2. Jones and Greene had common management at the upper levels. Both their slates of corporate officers and their boards of directors were identical.
3. Centralized control of labor relations is the most important of the four factors. General Drivers, Warehousemen and Helpers, Local Union No. 89 v. Public Service Co. of Indiana, 705 F.2d 238, 242 (7th Cir. 1983). Control of labor relations by Jones and Greene, if not wholly centralized, was certainly interrelated:
(a) Most of Jones's employees were unionized. Its two who were not unionized operated under the same personnel guidelines and policies as Greene's employees (all of whom were non-union). Those guidelines were issued by Greene's parent company. Jones's two non-unionized employees were paid by Greene and received W-2 forms listing Greene as their employer. Jones reimbursed Greene for the salaries of those two employees.
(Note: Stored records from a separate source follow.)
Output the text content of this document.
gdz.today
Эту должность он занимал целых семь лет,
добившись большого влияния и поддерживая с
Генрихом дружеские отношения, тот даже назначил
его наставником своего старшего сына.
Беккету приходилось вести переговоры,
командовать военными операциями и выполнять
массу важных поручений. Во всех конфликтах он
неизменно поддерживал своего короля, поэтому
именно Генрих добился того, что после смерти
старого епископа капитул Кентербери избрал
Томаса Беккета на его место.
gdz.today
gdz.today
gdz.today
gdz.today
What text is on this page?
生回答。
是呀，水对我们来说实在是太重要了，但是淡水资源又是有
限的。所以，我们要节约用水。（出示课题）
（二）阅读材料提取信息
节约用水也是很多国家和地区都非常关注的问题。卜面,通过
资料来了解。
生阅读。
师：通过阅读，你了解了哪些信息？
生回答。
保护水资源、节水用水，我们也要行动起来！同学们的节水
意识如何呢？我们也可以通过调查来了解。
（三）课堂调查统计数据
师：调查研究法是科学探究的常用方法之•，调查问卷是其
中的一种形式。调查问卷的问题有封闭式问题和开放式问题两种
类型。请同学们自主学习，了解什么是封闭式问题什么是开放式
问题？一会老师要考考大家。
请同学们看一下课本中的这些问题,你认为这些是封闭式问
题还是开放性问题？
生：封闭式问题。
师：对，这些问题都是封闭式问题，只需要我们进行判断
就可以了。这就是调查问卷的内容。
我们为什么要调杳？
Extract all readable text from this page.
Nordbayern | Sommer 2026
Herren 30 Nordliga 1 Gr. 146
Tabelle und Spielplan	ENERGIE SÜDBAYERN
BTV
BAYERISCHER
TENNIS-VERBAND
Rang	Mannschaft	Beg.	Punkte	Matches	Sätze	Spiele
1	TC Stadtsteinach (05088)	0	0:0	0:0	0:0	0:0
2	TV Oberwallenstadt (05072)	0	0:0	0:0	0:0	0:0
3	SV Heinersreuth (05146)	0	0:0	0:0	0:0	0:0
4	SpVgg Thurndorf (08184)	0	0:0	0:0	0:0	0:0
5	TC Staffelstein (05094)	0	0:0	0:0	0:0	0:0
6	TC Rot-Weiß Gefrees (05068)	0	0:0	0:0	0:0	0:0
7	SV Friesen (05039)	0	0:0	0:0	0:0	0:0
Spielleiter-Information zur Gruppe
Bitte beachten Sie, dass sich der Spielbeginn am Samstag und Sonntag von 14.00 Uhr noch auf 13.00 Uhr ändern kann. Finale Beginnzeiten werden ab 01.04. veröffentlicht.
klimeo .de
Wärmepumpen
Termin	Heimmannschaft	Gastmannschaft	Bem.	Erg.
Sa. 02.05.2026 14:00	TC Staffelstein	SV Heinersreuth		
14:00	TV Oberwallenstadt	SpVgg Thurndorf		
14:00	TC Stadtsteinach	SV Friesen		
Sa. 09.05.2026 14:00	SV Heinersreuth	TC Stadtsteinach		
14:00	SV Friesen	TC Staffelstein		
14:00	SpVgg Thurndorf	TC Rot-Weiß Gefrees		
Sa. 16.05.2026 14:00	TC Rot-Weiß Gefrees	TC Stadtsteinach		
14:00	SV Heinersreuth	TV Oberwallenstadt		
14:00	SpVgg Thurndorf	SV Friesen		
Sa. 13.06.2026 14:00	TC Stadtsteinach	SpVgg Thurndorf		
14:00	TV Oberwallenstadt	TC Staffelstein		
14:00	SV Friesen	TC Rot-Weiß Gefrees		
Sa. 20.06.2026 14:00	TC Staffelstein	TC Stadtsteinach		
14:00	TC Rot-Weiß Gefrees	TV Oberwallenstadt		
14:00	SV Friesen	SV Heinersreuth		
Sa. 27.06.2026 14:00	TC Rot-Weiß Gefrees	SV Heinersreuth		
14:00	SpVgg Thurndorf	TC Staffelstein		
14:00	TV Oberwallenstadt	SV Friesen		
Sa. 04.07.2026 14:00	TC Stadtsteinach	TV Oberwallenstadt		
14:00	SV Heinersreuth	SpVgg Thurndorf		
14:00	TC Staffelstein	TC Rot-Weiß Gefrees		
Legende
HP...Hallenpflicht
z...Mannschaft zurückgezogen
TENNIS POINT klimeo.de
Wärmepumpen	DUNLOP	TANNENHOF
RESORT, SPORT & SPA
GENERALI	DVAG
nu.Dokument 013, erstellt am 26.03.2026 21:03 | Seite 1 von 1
(b) On one occasion a Jones employee received a letter of termination on Greene stationery, sent by the president of both Jones and Greene. He acted in his capacity as Greene president because the employee had made a bad impression on Greene's customers while delivering merchandise.
(c) Occasionally a Greene employee substituted for one of Jones's non-unionized employees.
(d) Jones's lower level managers occasionally sought assistance from Greene. For example, Greene hired counsel for Jones in this litigation.
4. Common ownership is present, as Greene owned all of Jones's outstanding stock.
All four factors taken together present at least "a prima facie case" for disregarding the legal separateness of Jones and Greene. See Armbruster, 711 F.2d at 1335, quoting from Welsh v. Gibbs, 631 F.2d 436, 438-39 (6th Cir. 1980), cert. denied, 450 U.S. 981, 101 S.Ct. 1517, 67 L.Ed.2d 816 (1981). Even without the benefit of all reasonable inferences, Smith is entitled not to have his case dismissed at this early stage of the proceedings.
Jones's motion to dismiss under Rule 12(b)(1) and 12(b)(6) is denied. Jones is ordered to answer Complaint Count II on or before September 7, 1984.